Minus the City: Bagels and Star Wars

   Lately, I’ve been trying to understand why we knowingly pursue relationships that are counterproductive to our goals. We’ve all found ourselves texting someone, even with the knowledge that they’re bad for us and that a good friend would grab the phone out of our hands and chuck it across the room. Or, if you’re like me, becoming obsessed with bagels in the middle of a health kick. Despite all of our capacities for logic and reason, we do precisely the opposite of what we should.
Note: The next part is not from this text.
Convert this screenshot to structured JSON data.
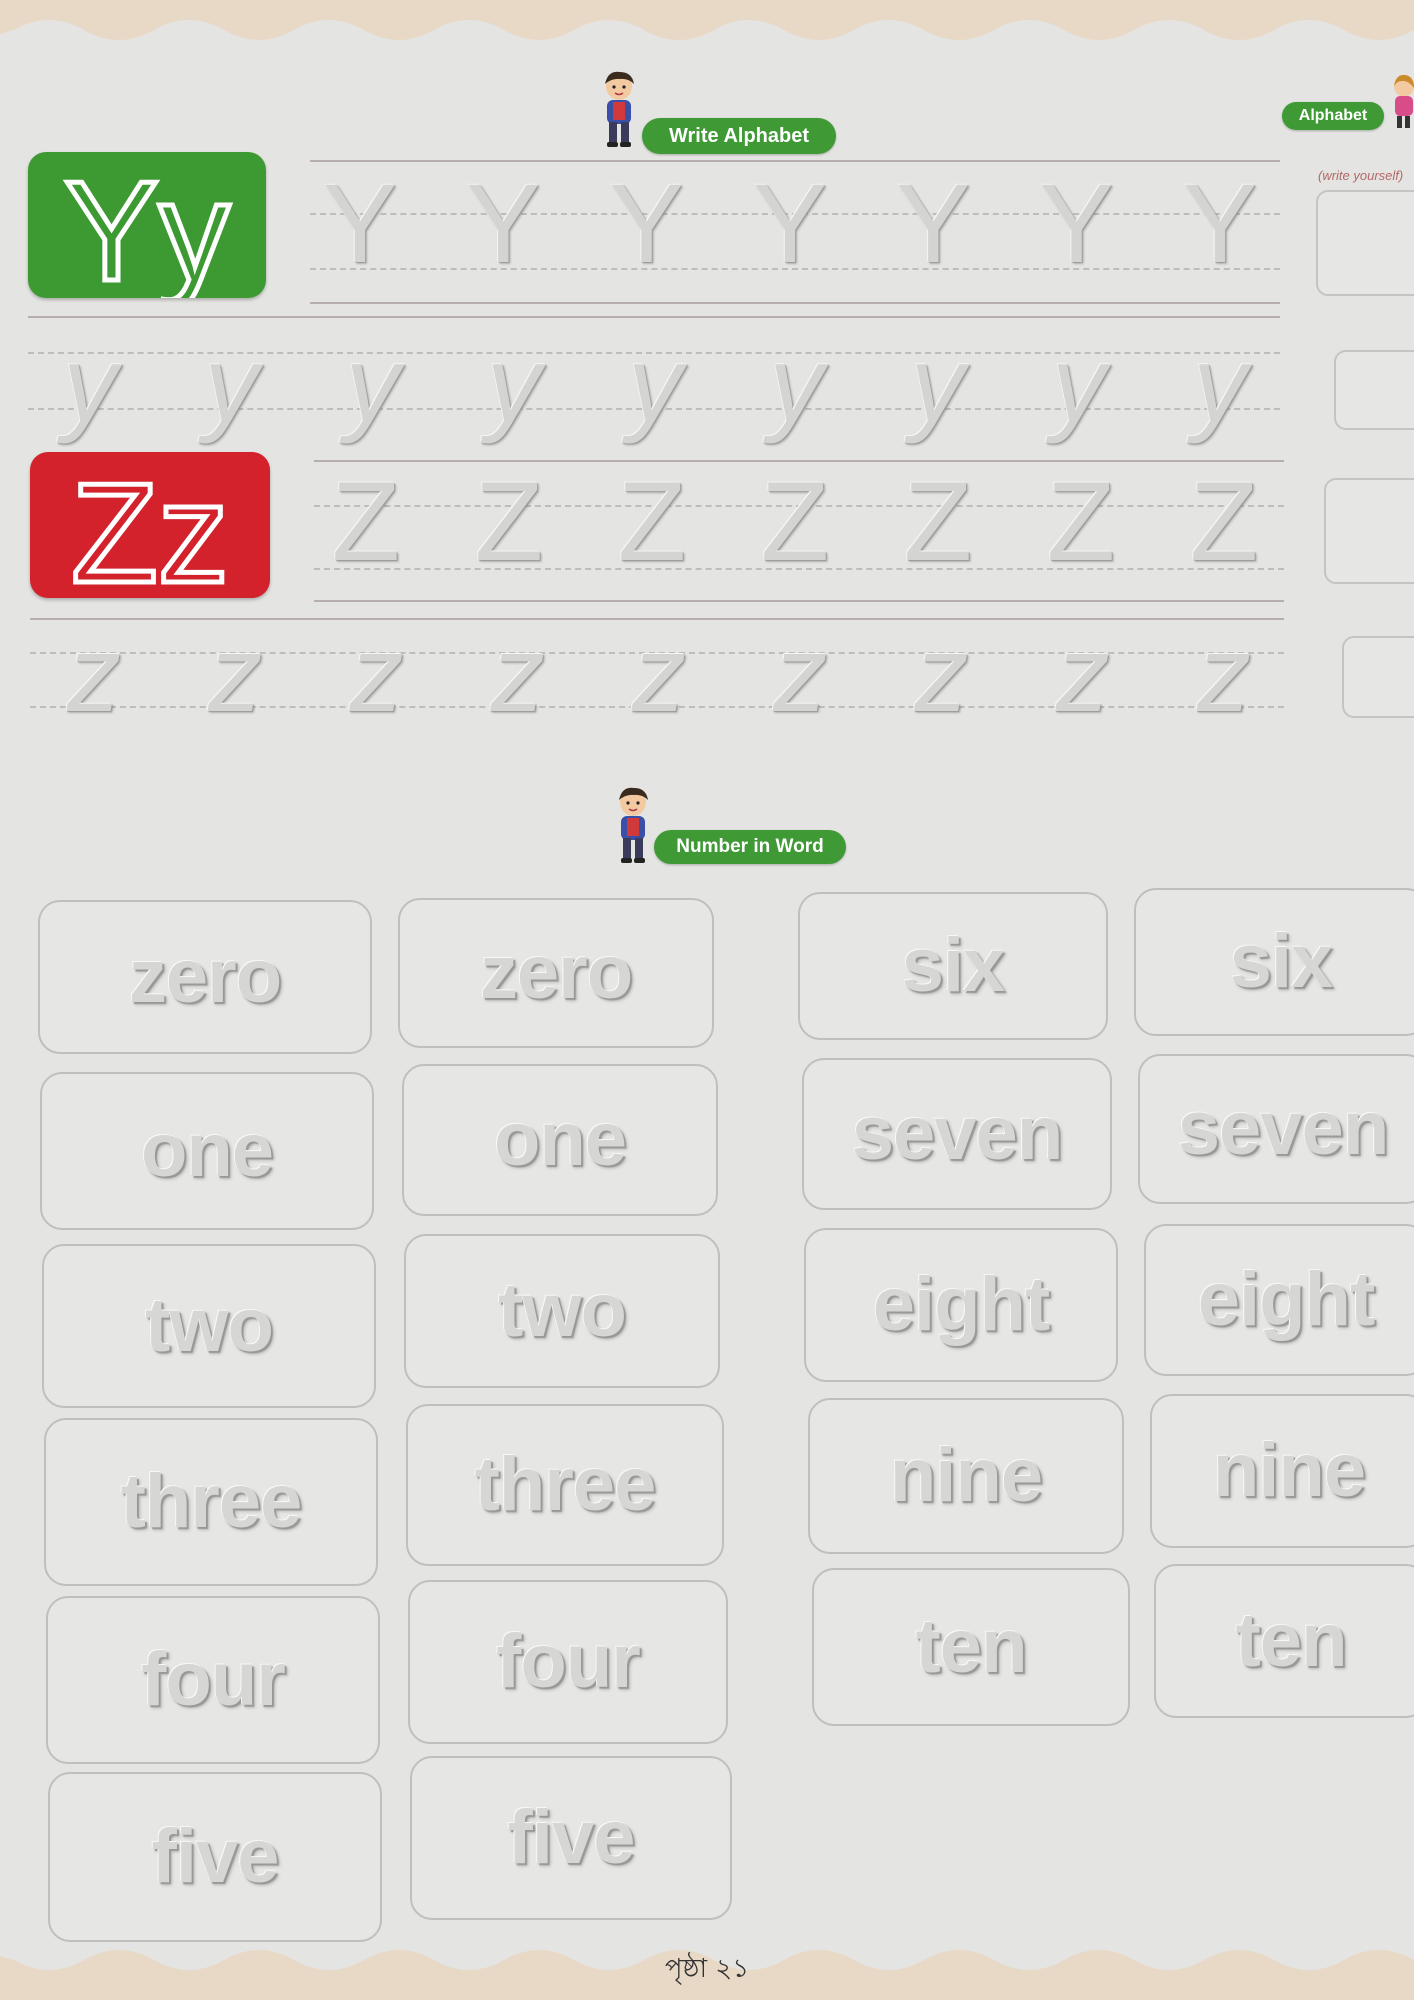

   As per usual, the other day I was sitting in Frank Dining Hall, enjoying a bagel and cream cheese, thinking about “Star Wars.” I’m not ashamed to admit that I once listened to a three hour podcast about “The Force Awakens,” but this time I was considering how the relationship between Padme and Anakin Skywalker is the perfect example of deliberately acting against greater personal goals. She was a successful young politician trying to restore peace and he was a Jedi trying to help with said peace. She knew they weren’t perfect for each other, but she was happy to live with it until she realized they wanted different things out of life (classic peaceful democracy versus murderous dictatorship debate). A little too late, she told him, “You’re going down a path I can’t follow.”
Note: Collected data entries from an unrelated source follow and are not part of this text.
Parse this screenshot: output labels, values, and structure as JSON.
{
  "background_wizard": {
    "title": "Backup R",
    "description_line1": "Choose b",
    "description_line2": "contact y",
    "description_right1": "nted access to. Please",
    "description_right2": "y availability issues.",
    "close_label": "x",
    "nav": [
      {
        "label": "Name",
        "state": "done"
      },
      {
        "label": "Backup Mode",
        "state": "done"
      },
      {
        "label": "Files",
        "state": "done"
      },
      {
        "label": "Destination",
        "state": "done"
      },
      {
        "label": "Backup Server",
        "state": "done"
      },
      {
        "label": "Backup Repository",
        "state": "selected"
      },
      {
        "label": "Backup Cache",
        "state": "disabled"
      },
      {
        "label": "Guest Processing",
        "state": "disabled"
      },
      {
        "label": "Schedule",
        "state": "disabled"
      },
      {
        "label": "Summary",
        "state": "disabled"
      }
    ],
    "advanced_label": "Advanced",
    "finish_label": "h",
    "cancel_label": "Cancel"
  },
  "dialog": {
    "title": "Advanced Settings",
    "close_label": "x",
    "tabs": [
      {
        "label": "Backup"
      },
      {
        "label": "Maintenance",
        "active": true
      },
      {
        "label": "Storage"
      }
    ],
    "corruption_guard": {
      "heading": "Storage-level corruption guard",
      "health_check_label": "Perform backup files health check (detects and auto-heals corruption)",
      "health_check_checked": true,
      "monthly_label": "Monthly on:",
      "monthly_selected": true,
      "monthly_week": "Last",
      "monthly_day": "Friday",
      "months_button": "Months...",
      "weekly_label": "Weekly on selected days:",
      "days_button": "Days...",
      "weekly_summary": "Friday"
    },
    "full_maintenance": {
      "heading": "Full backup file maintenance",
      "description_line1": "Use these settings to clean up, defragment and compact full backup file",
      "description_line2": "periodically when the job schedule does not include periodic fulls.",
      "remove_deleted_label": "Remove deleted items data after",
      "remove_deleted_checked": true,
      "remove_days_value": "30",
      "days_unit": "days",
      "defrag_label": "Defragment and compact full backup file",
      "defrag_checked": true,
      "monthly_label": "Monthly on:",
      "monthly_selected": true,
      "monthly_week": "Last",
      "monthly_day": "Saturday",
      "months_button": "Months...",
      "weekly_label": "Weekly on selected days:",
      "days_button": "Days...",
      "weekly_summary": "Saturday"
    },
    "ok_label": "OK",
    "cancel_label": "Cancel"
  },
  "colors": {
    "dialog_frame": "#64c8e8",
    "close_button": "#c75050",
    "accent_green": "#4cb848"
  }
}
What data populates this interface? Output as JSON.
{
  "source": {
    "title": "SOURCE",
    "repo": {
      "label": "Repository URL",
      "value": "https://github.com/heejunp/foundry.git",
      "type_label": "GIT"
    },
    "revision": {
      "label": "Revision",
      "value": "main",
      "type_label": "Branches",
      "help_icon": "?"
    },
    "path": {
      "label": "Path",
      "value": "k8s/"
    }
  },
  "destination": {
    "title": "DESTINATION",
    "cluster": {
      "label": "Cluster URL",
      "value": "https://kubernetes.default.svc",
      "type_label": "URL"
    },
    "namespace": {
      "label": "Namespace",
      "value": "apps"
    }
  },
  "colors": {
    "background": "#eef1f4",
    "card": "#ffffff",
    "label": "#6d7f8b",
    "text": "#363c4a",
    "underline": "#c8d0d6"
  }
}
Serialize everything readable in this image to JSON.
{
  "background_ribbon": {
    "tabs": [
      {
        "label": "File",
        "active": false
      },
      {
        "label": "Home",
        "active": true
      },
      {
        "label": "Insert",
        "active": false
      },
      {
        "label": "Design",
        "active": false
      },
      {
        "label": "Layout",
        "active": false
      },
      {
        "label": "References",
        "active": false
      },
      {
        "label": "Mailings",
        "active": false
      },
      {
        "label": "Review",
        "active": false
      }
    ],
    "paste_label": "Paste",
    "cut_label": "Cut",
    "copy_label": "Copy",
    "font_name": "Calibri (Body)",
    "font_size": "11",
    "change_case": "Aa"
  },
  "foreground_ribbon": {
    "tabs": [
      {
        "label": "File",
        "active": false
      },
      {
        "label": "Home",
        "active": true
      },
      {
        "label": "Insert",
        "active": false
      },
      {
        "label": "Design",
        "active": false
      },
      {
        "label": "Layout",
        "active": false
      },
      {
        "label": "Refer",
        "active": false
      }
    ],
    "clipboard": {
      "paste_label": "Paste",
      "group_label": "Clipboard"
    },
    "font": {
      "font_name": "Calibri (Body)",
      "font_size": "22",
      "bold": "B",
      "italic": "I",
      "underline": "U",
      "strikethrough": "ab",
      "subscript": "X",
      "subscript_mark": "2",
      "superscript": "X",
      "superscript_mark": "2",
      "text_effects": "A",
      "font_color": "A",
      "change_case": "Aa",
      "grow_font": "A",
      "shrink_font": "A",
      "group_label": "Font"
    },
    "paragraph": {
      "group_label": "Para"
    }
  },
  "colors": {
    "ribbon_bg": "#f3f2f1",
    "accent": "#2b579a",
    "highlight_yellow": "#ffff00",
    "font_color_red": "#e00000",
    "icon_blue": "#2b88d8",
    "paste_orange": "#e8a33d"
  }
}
   Just think, they were two young people with bright futures ahead of them, and this was threatened by their relationship. Can we help ourselves from chasing something that could hurt us later? If not, how do we stop ourselves before the damage is done? As many times as I Google, “are bagels good for you,” I know the answer won’t change. Still, I persist, wasting my life away waiting for the toaster in Frank.
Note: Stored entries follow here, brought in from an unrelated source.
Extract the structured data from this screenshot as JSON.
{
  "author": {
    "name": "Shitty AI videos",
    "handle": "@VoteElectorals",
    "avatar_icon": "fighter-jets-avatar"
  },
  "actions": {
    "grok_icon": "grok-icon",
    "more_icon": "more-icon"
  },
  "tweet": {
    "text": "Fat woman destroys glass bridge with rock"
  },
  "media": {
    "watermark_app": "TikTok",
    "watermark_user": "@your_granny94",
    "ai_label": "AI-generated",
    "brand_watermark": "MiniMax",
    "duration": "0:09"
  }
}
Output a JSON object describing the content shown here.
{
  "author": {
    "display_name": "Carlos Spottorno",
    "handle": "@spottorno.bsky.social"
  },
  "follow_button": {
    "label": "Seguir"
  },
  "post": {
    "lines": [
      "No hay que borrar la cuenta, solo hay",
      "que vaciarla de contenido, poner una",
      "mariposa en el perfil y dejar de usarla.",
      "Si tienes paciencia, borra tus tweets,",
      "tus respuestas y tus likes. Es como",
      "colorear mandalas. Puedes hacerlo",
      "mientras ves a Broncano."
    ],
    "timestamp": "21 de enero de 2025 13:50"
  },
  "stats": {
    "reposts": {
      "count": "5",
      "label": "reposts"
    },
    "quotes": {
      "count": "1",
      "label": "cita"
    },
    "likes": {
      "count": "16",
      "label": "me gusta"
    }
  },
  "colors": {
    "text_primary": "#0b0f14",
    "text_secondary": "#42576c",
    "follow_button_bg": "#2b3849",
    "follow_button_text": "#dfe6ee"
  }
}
   If anything is clear, the realization that things and people are bad for us is not enough to deter our chase. I think the first step in breaking away from bad people and habits is identifying the benefit we get from them. As much as our behavior seems to lack reason, there is reasoning behind it. We keep snapchatting that one person because their attention is validating, and we keep forgiving the people that hurt us because when it’s good, it’s great. I keep eating bagels because I really, really love cream cheese.

   It’s not that people and things are always inherently bad for you, just that they give you one thing when you really need another. The only way to escape these relationships unscathed is to realize that you can find what they provide you with elsewhere. As hard as it is to recognize this, let alone to act upon it, I implore you to tell your bagel, “You’re going down a path I can’t follow,” before it’s too late.